Whether or not you enjoy The Price of Milk is largely dependent on your reaction to the following running gag: stricken by an unbearable case of agoraphobia, the protagonists’ dog, Nigel, spends the bulk of the film ambling around while hidden under a cardboard box. Or maybe it depends on how you see this joke: while in their bathtub heated by hot coals, lovers Rob (Karl Urban) and Lucinda (Danielle Cormack) polish off the last of their supper—then proceed to wash the dishes off in the bath water. It’s that kind of film.
The sophomore effort by New Zealand writer-director Harry Sinclair, The Price of Milk is likely to charm the majority of its intended audience—the romantically inclined, fantasy-loving art house crowd. But in spite of its unpredictable charms and lush cinematography, the film remains a cloying fairy tale with ideals straight out of the 1950s. Rob is a dairy farmer, a lovable dufus who greets each of his 117 cows by its number, while Lucinda tends to the housework. Sure, their shack is falling apart, but the worst of their struggles is the nightly battle for possession of their patchwork quilt. It’s not just any quilt. It’s a symbol… of what, I’m not entirely sure. Fidelity? The comforts of home? A director’s inability to censor his own whimsies?
The Price of Milk
Danielle Cormack, Karl Urban, Willa O'Neil, Rangi Motu
(Lot 47 Films)
Regardless, two things are certain. First, the specter of commitment looms heavy over these unmarried lovers as they toss and turn in their bed each night. Second, Rob and Lucinda are not the only ones fighting over the quilt. This is where things turn really weird. The morning after Rob proposes to Lucinda, she’s admiring her ring while driving and accidentally runs down an old woman in the middle of the road. Remarkably, the woman is unscathed and heads into the brush, hissing ominous words of advice: “Keep warm.” Soon afterwards, the quilt is stolen by a wily band of golfers (yes, you read that right) for their perpetually cold Auntie (Rangi Motu)... who bears a striking resemblance to the old woman in the road.
Auntie’s appearance marks the beginning of the couple’s real struggle. As is the rule in romantic comedy, their love must be tested. After all, they have settled into that comfortable stage where Rob is more concerned about a worrisome moo from his herd than discussing his and Lucinda’s relationship. While Rob becomes complacent, Lucinda starts to panic; presumably burdened by her impending wifely duties, she finds kitchen utensils tangled in her hair. Has the proverbial spark gone out? Lucinda’s best friend Drosophila (Willa O’Neil) would have her believe so. Influenced by the nagging doubts that Drosophila has planted in her mind, Lucinda sets out to sabotage—er, test—her relationship with Rob. First, she tries picking a fight, but they just end up having make-up sex. Then she contaminates a vat of milk by swimming in it, but Rob quickly forgives her and dives in. Finally, she concocts the ultimate trial: she will trade Rob’s beloved herd of cows for their missing quilt. Needless to say, this last act is a bit harder for him to swallow.

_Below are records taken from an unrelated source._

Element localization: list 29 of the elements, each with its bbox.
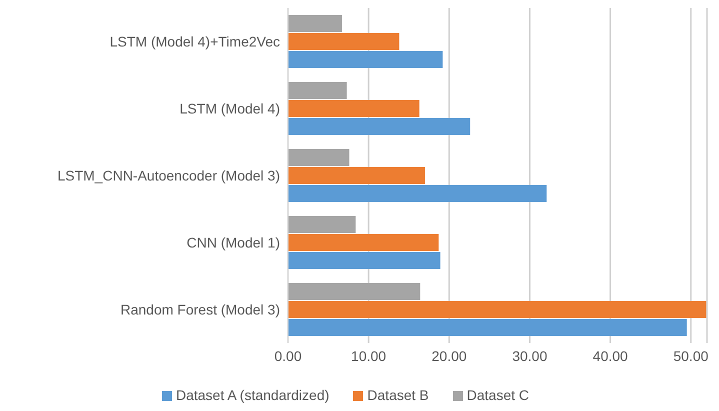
legend-label: Dataset B	[367, 387, 429, 403]
y-tick-label: Random Forest (Model 3)	[120, 301, 280, 318]
x-tick-label: 20.00	[432, 348, 467, 364]
bar	[288, 167, 425, 184]
bar	[288, 118, 470, 135]
y-tick-label: LSTM (Model 4)	[180, 100, 280, 116]
bar	[288, 283, 420, 300]
bar	[288, 149, 350, 166]
bar	[288, 234, 439, 251]
bar	[288, 252, 440, 269]
x-tick-label: 40.00	[592, 348, 628, 364]
bar	[288, 185, 547, 202]
legend-label: Dataset A (standardized)	[176, 387, 330, 403]
x-tick-label: 50.00	[673, 348, 709, 364]
y-tick-label: LSTM (Model 4)+Time2Vec	[110, 33, 280, 50]
x-tick-label: 0.00	[274, 348, 302, 364]
x-tick-label: 30.00	[512, 348, 548, 364]
y-tick-label: CNN (Model 1)	[186, 234, 280, 250]
y-tick-label: LSTM_CNN-Autoencoder (Model 3)	[57, 167, 280, 184]
legend-label: Dataset C	[466, 387, 530, 403]
bar	[288, 301, 706, 318]
bar	[288, 33, 400, 50]
bar	[288, 319, 687, 336]
bar	[288, 15, 342, 32]
bar	[288, 82, 347, 99]
bar	[288, 100, 420, 117]
bar	[288, 51, 443, 68]
bar	[288, 216, 356, 233]
x-tick-label: 10.00	[351, 348, 386, 364]
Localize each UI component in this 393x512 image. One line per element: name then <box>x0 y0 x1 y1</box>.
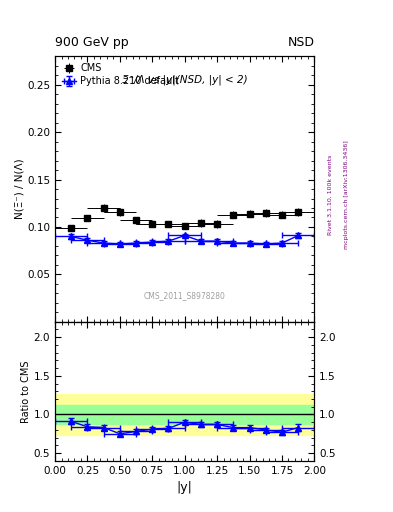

What follows is a standard break-up/betrayal/reunion plot, alternating between quirkiness and heavy-handed symbolism. For instance, when we discover early on that Lucinda collects baby shoes (and then hides them from Rob in a suitcase), she claims that it’s just because she likes them. Naturally, there’s more to it than that. But the film is not interested in exploring the serious issues of trust and motherhood that it raises, settling instead for a simplistic treatment of her fears and desires. In short, gendered behavior in The Price of Milk is stereotypical, and none of the female characters are remotely sympathetic. Who would you root for: the insecure lover, willing to trade her fiance’s livelihood for her own piece of mind; the jealous and manipulative best friend; or Auntie, the greedy old woman who encourages her nephews to steal from her neighbors? Admittedly, the male characters are equally one-dimensional (Rob is not exactly the brightest bulb), but at least they are forgiving, light-hearted, and kind.
In addition, the film suffers from Sinclair’s artistic method of scriptless improvisation, meandering from one contrivance to the next. Urban and Cormack do their best to act their way through a story that requires little more than surprised reaction shots (lots of gaping mouths and expressions of bug-eyed wonder). While there are certainly moments of delight along the way, ultimately the film doesn’t add up to much. Okay, perhaps I’m being a bit hard on a light romantic comedy that doesn’t even pretend to be realistic. But as a fairy tale with a clearly moralistic center, the film opens itself up to such concerns. One moment it is overly precious, offering fanciful images reminiscent of magical realism; the next moment, it espouses the importance of honesty and trust in modern-day relationships.
Who knows? Maybe I just didn’t like the dog.